In general, mobile marketing is not wildly succeeding in getting our attention. A study released this month showed that mobile users are half as likely to click on an advertisement versus desktop web users. And even more specifically, the study showed that iPhone ranked the worst for clickthrough rate—this despite the “digital distractions” hierarchy ranking “anything on the iPhone” at the very top of the list of e-information we consume voraciously. Anything, it seems, except adverts. Unless they are particularly innovative, useful or fun appverts or gameverts, like for example Volkswagen’s new interactive racing game for the iPhone “Scirocco R 24 hour Challenge” which is rapidly ascending the top ten free download list at Apple’s app store (<– link opens iTunes).
Analysts at eMarketer predict that in 2010-13 “Mobile [marketing] will grow considerably more quickly than online ad spending as a whole,” in their new report: “Mobile Advertising and Marketing: Change Is in the Air.”
Beyond handhelds, more digital distractions await
Ranking below mobile, a couple of levels down the hierarchy of distractors: voicemail or email communications also claim part of our attention span, and further down, but also enticing, notifications of new twitter followers and fresh friend requests (the authors of the hierarchy argue that, these days we get some many of those invitations to connect, that we’ve become accustomed to responding automatically—so they distract, surely, but require relatively low engagement).
Incidentally, at the top of the hierarchy of digital distractions is device failure—a dead cellphone or crashed system, always guaranteed to get our attention fast, largely because they cause “digital pain.”
Terminal distraction and the attention crisis
Take a step back from specific examples of digital attention-hogging gizmos and gear, and the bigger picture of infovores and continuous partial attention via digital gadget-juggling comes into focus. Is perpetual distraction and even information overstimulation cause for technopanic? New York Magazine author Sam Anderson takes on that question, exploring the issue from multiple angles in a comprehensive feature article, “In Defense of Distraction.”

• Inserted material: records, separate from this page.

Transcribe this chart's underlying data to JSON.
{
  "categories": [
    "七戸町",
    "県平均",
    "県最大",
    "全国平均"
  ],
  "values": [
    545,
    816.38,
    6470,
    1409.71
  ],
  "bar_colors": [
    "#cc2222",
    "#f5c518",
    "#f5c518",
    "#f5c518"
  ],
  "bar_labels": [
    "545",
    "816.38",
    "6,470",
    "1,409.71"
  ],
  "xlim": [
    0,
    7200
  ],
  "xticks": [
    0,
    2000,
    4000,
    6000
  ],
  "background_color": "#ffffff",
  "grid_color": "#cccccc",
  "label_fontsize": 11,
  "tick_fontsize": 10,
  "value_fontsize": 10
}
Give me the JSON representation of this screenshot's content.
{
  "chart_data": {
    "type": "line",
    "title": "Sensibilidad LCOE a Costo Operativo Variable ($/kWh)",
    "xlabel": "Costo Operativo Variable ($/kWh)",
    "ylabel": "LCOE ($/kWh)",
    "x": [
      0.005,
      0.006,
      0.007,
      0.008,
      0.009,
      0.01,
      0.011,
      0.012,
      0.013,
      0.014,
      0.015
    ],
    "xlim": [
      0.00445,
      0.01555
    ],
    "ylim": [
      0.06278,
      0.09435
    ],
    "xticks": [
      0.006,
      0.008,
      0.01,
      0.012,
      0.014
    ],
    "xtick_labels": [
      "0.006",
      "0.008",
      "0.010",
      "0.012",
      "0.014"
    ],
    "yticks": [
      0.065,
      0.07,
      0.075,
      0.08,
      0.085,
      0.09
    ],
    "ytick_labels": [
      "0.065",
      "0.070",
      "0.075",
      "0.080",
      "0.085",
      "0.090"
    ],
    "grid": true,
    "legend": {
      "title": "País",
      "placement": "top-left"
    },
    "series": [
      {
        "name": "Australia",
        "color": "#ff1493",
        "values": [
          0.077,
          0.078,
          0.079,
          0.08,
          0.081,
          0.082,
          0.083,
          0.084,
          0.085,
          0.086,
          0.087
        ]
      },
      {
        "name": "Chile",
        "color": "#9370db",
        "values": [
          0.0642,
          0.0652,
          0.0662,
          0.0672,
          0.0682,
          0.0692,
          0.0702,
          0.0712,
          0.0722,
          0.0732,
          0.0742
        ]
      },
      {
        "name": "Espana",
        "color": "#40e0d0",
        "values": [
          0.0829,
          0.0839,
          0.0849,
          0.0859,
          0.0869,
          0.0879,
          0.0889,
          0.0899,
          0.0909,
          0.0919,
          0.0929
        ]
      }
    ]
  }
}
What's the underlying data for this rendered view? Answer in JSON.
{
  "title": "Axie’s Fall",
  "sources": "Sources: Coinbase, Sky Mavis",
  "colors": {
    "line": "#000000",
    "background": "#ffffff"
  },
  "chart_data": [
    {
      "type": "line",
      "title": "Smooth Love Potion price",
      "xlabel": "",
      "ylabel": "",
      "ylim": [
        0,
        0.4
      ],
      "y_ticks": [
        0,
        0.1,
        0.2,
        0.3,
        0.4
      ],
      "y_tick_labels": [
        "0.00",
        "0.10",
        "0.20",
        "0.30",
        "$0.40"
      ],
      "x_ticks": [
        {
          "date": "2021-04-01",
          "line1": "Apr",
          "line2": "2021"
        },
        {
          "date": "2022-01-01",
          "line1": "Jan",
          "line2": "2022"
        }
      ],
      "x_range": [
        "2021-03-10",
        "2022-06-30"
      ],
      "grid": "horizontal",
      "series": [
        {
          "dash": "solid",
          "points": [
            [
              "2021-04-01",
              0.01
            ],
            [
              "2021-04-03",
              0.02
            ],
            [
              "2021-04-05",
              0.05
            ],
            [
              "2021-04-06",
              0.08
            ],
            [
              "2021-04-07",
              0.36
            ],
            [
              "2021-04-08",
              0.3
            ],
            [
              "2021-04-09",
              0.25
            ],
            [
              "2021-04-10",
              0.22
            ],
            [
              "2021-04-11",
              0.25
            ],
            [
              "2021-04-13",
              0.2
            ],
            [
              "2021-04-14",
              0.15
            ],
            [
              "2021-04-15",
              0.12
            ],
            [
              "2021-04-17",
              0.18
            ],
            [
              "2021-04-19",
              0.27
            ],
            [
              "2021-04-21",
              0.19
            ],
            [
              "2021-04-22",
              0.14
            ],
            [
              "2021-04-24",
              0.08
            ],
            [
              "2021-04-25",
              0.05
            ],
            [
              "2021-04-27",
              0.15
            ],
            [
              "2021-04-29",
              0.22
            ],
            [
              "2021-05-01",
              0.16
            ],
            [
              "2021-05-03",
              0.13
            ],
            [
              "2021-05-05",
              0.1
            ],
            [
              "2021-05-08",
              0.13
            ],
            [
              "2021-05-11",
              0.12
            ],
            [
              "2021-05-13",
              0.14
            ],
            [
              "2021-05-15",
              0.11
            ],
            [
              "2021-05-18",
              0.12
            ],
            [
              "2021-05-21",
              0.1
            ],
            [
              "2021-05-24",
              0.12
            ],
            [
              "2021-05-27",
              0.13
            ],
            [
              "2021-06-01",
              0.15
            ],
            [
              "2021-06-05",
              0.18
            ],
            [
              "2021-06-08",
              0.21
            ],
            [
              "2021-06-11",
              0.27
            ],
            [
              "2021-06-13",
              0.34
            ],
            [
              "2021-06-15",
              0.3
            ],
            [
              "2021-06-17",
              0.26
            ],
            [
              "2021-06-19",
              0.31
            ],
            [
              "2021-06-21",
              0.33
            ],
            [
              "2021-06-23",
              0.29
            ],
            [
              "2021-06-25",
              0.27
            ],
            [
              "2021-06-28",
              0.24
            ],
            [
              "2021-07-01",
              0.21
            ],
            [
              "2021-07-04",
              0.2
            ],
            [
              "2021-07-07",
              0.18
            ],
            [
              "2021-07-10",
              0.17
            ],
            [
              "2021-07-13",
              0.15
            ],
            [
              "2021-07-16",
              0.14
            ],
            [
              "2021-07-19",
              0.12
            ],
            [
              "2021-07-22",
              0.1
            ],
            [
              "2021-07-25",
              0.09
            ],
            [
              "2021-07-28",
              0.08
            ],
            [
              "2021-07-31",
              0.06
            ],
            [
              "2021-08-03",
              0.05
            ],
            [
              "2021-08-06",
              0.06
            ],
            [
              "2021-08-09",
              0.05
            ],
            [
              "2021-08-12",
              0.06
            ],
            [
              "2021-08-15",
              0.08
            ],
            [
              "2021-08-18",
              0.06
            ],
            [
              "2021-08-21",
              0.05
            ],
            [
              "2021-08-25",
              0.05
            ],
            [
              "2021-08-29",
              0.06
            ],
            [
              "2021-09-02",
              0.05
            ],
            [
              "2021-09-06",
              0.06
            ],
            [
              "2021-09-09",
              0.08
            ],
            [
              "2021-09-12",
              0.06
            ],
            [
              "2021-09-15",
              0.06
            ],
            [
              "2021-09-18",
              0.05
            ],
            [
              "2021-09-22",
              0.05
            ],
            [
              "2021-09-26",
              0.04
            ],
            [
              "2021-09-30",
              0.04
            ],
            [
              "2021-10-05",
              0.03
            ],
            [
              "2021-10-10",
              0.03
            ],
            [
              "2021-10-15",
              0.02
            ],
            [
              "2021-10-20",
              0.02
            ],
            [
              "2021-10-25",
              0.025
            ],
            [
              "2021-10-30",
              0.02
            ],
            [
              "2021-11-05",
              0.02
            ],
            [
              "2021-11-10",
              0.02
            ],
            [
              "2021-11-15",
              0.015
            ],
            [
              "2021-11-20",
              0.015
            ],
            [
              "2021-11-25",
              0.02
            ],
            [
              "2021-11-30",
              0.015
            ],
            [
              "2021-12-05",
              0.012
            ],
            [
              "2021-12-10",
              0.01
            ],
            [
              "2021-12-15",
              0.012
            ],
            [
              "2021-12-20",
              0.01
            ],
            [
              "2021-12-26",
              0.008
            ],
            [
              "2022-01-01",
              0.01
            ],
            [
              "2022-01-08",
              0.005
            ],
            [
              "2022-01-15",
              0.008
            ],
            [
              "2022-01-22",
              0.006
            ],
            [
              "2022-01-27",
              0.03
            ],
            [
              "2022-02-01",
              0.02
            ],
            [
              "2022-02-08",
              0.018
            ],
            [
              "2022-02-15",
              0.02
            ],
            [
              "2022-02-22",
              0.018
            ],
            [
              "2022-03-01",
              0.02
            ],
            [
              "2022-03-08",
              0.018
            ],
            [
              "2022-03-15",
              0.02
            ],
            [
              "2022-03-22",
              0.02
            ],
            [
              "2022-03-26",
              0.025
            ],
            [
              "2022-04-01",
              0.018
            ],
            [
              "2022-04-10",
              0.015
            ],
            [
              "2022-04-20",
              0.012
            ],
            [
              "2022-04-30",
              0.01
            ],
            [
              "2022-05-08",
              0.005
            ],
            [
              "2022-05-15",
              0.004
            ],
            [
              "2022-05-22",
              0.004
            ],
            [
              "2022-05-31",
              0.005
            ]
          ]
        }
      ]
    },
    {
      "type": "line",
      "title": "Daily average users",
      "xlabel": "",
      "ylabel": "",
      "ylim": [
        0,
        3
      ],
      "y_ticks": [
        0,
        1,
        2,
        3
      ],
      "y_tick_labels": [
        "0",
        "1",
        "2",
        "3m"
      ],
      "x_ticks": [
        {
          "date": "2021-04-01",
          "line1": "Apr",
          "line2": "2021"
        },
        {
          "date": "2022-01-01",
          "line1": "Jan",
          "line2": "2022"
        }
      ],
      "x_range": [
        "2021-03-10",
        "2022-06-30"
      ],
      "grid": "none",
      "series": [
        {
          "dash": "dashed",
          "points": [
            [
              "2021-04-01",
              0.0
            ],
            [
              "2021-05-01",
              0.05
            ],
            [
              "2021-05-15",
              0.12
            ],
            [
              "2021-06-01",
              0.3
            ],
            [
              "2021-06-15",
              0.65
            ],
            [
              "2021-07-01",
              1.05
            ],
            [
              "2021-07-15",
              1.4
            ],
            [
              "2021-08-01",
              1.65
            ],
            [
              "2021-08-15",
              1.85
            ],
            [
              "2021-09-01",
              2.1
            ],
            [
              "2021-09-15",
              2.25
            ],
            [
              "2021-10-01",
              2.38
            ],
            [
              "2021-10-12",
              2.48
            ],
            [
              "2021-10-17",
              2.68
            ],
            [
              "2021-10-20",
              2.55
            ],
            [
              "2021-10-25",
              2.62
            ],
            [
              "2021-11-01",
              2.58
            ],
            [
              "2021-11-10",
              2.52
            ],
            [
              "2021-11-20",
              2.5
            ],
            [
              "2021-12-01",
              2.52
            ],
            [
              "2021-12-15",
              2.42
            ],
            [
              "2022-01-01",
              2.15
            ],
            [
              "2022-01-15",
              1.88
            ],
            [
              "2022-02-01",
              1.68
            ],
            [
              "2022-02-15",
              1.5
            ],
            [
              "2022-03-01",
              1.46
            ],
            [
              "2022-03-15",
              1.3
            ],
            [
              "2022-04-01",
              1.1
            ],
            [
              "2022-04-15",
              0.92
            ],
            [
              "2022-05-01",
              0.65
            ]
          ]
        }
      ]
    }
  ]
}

There he critically assesses the outlines of what experts call the attention crisis in modern digital culture. Anderson refutes some claims about the dangers of digital distraction and multitasking, suggesting that there are benefits to be considered. “It’s possible that we’re all evolving toward a new techno-cognitive nomadism,” Anderson writes, “a rapidly shifting environment in which restlessness will be an advantage again.”